Another image followed: an orchestra tuning before a performance. Initially chaotic, the musicians gradually align themselves to a single note, and harmony emerges. “That is the chaste life,” Varden said—an ordered integration of all parts of the self.

Addressing suspicion and abuse

Varden did not ignore the skepticism surrounding Christian teaching on sexuality. He acknowledged that the Church has often been perceived as offering only prohibitions, a reality that has damaged its credibility.

He also addressed the reality of abuse, describing it as a profound failure of chastity. Abuse reduces others to objects, denying their dignity. Chastity, by contrast, restores the capacity to see—to recognize the other as a person.

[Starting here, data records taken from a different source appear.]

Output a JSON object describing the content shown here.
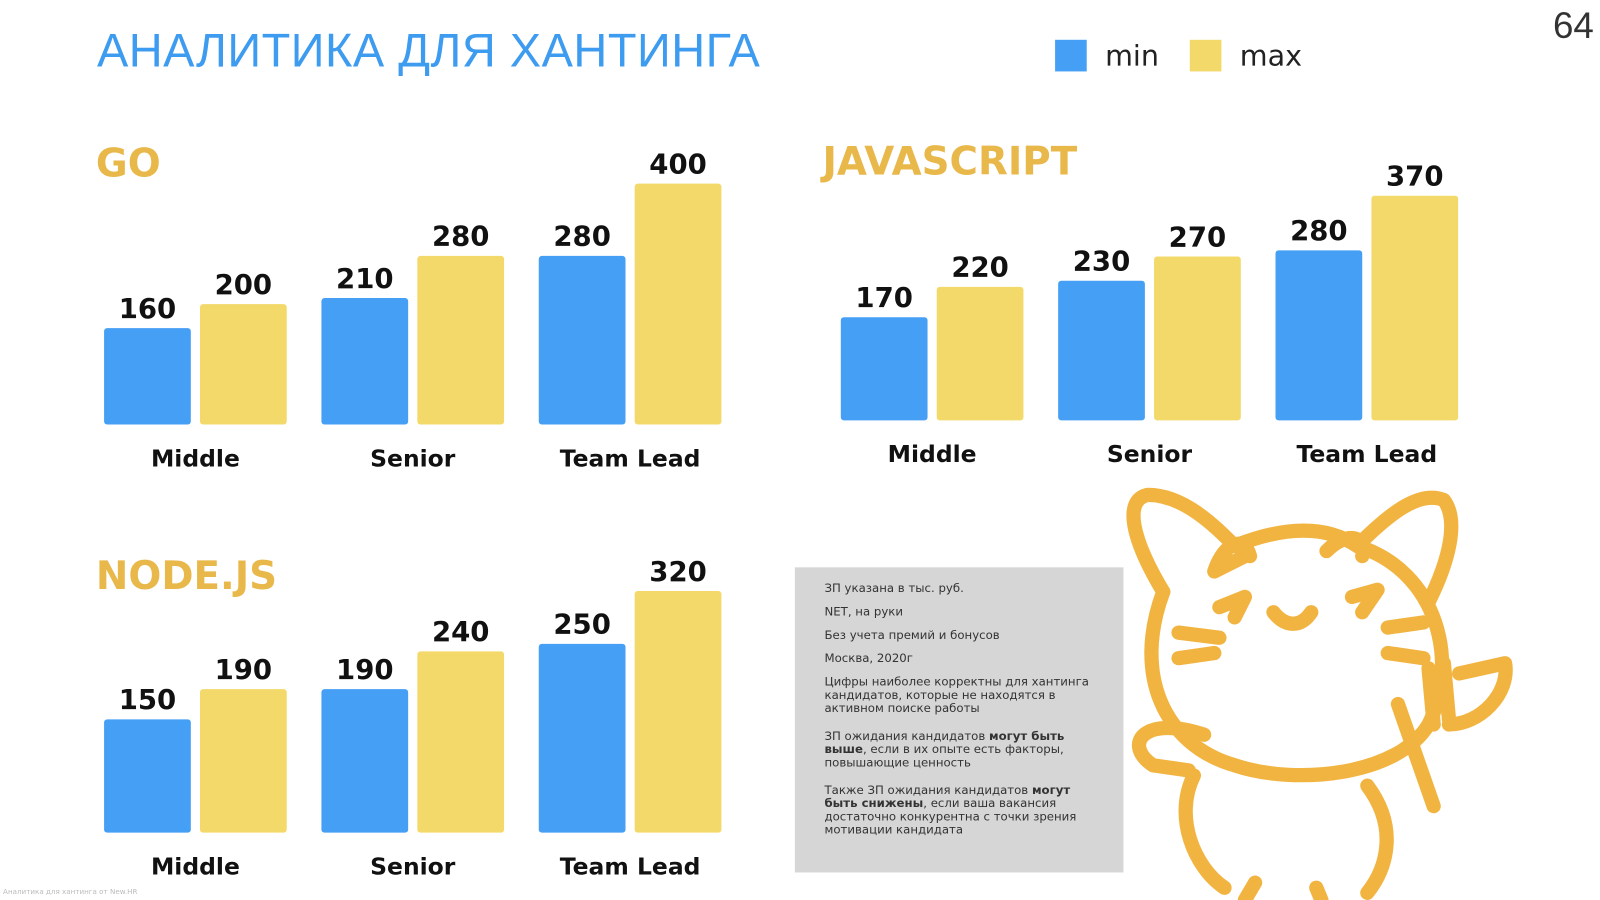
{
  "title": "АНАЛИТИКА ДЛЯ ХАНТИНГА",
  "page_number": "64",
  "legend": [
    {
      "label": "min",
      "color": "#459ff5"
    },
    {
      "label": "max",
      "color": "#f3d96a"
    }
  ],
  "chart_data": [
    {
      "type": "bar",
      "title": "GO",
      "categories": [
        "Middle",
        "Senior",
        "Team Lead"
      ],
      "series": [
        {
          "name": "min",
          "values": [
            160,
            210,
            280
          ]
        },
        {
          "name": "max",
          "values": [
            200,
            280,
            400
          ]
        }
      ]
    },
    {
      "type": "bar",
      "title": "JAVASCRIPT",
      "categories": [
        "Middle",
        "Senior",
        "Team Lead"
      ],
      "series": [
        {
          "name": "min",
          "values": [
            170,
            230,
            280
          ]
        },
        {
          "name": "max",
          "values": [
            220,
            270,
            370
          ]
        }
      ]
    },
    {
      "type": "bar",
      "title": "NODE.JS",
      "categories": [
        "Middle",
        "Senior",
        "Team Lead"
      ],
      "series": [
        {
          "name": "min",
          "values": [
            150,
            190,
            250
          ]
        },
        {
          "name": "max",
          "values": [
            190,
            240,
            320
          ]
        }
      ]
    }
  ],
  "notes": {
    "n1": "ЗП указана в тыс. руб.",
    "n2": "NET, на руки",
    "n3": "Без учета премий и бонусов",
    "n4": "Москва, 2020г",
    "n5": "Цифры наиболее корректны для хантинга кандидатов, которые не находятся в активном поиске работы",
    "n6a": "ЗП ожидания кандидатов ",
    "n6b": "могут быть выше",
    "n6c": ", если в их опыте есть факторы, повышающие ценность",
    "n7a": "Также ЗП ожидания кандидатов ",
    "n7b": "могут быть снижены",
    "n7c": ", если ваша вакансия достаточно конкурентна с точки зрения мотивации кандидата"
  },
  "footer": "Аналитика для хантинга от New.HR"
}
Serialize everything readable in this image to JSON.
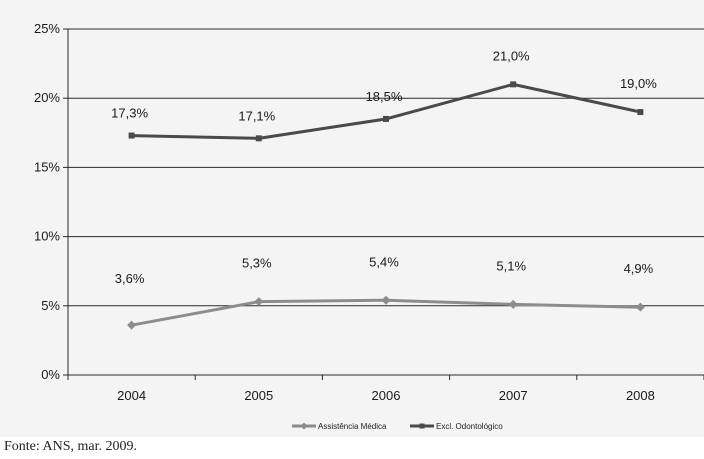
{
  "chart_data": {
    "type": "line",
    "categories": [
      "2004",
      "2005",
      "2006",
      "2007",
      "2008"
    ],
    "ylim": [
      0,
      25
    ],
    "y_ticks": [
      0,
      5,
      10,
      15,
      20,
      25
    ],
    "y_tick_labels": [
      "0%",
      "5%",
      "10%",
      "15%",
      "20%",
      "25%"
    ],
    "grid": "horizontal",
    "legend_position": "bottom-center",
    "series": [
      {
        "name": "Assistência Médica",
        "values": [
          3.6,
          5.3,
          5.4,
          5.1,
          4.9
        ],
        "labels": [
          "3,6%",
          "5,3%",
          "5,4%",
          "5,1%",
          "4,9%"
        ],
        "color": "#8c8c8c",
        "marker": "diamond"
      },
      {
        "name": "Excl. Odontológico",
        "values": [
          17.3,
          17.1,
          18.5,
          21.0,
          19.0
        ],
        "labels": [
          "17,3%",
          "17,1%",
          "18,5%",
          "21,0%",
          "19,0%"
        ],
        "color": "#4a4a4a",
        "marker": "square"
      }
    ]
  },
  "source": "Fonte: ANS, mar. 2009."
}
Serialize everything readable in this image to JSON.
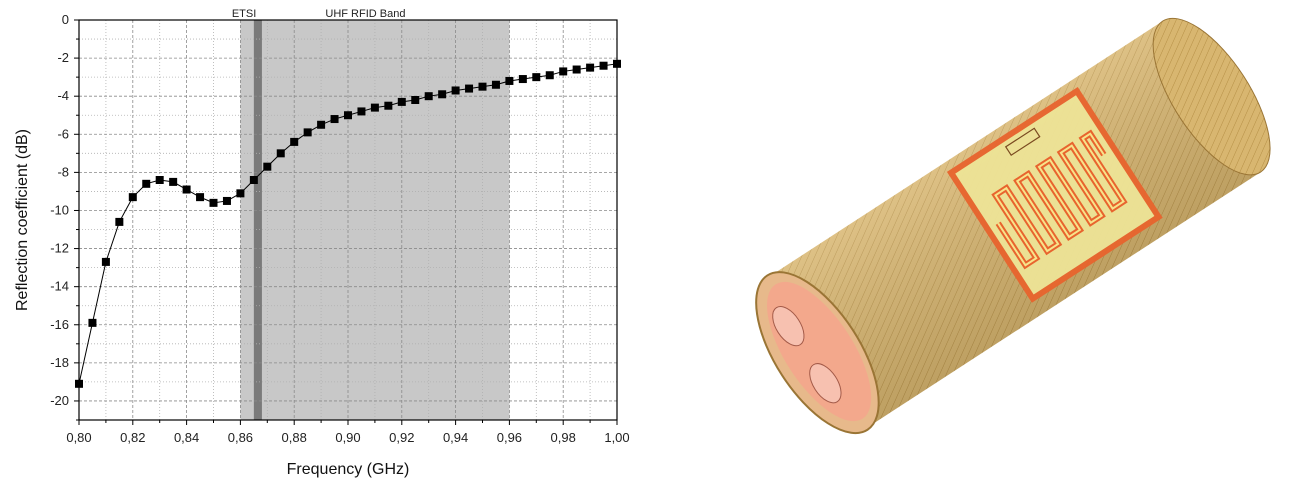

A fractured modern landscape

Turning to contemporary culture, Varden observed a growing disconnection between sexuality and procreation, echoing concerns raised in Humanae vitae. He illustrated this fragmentation with a vivid image: an advertisement for in-vitro fertilization beside a woman pushing a stroller filled with kittens.

He also cited a cultural shift identified by writer Miranda France: in an era saturated with sexual imagery, increasing numbers of young people are choosing abstinence. Paradoxically, excess has dulled desire.

The rise of screen-mediated relationships, he warned, further highlights the risk of disconnection from embodied, real human encounters.

Toward a “magnificent humanity”

Varden linked his reflections to the recently published encyclical Magnificent Humanity by Pope Leo XIV, emphasizing that technological progress—especially in artificial intelligence—demands a renewed understanding of what it means to be human.

The Pope’s call to live in a “disarmed” way, Varden suggested, resonates with the logic of chastity: a mode of being marked by openness, humility, and freedom from domination.

Love that sees

In closing, Varden offered two images. The first, from Richard of Saint Victor: ubi amor, ibi oculus—where there is love, there is sight. Love opens the eyes.

The second came from a Zurbarán exhibition in London, where recurring imagery—a cup of water and a rose—symbolized purity and grace grounded in humanity. He quoted a Carthusian monk: “A contemplative is a man intoxicated by pure spring water.”

Chastity, in this vision, is not renunciation but revelation. It is the path to a unified life, rooted in love, capable of seeing clearly. And ultimately, it is the way to become fully human—free, whole, and alive in the presence of God.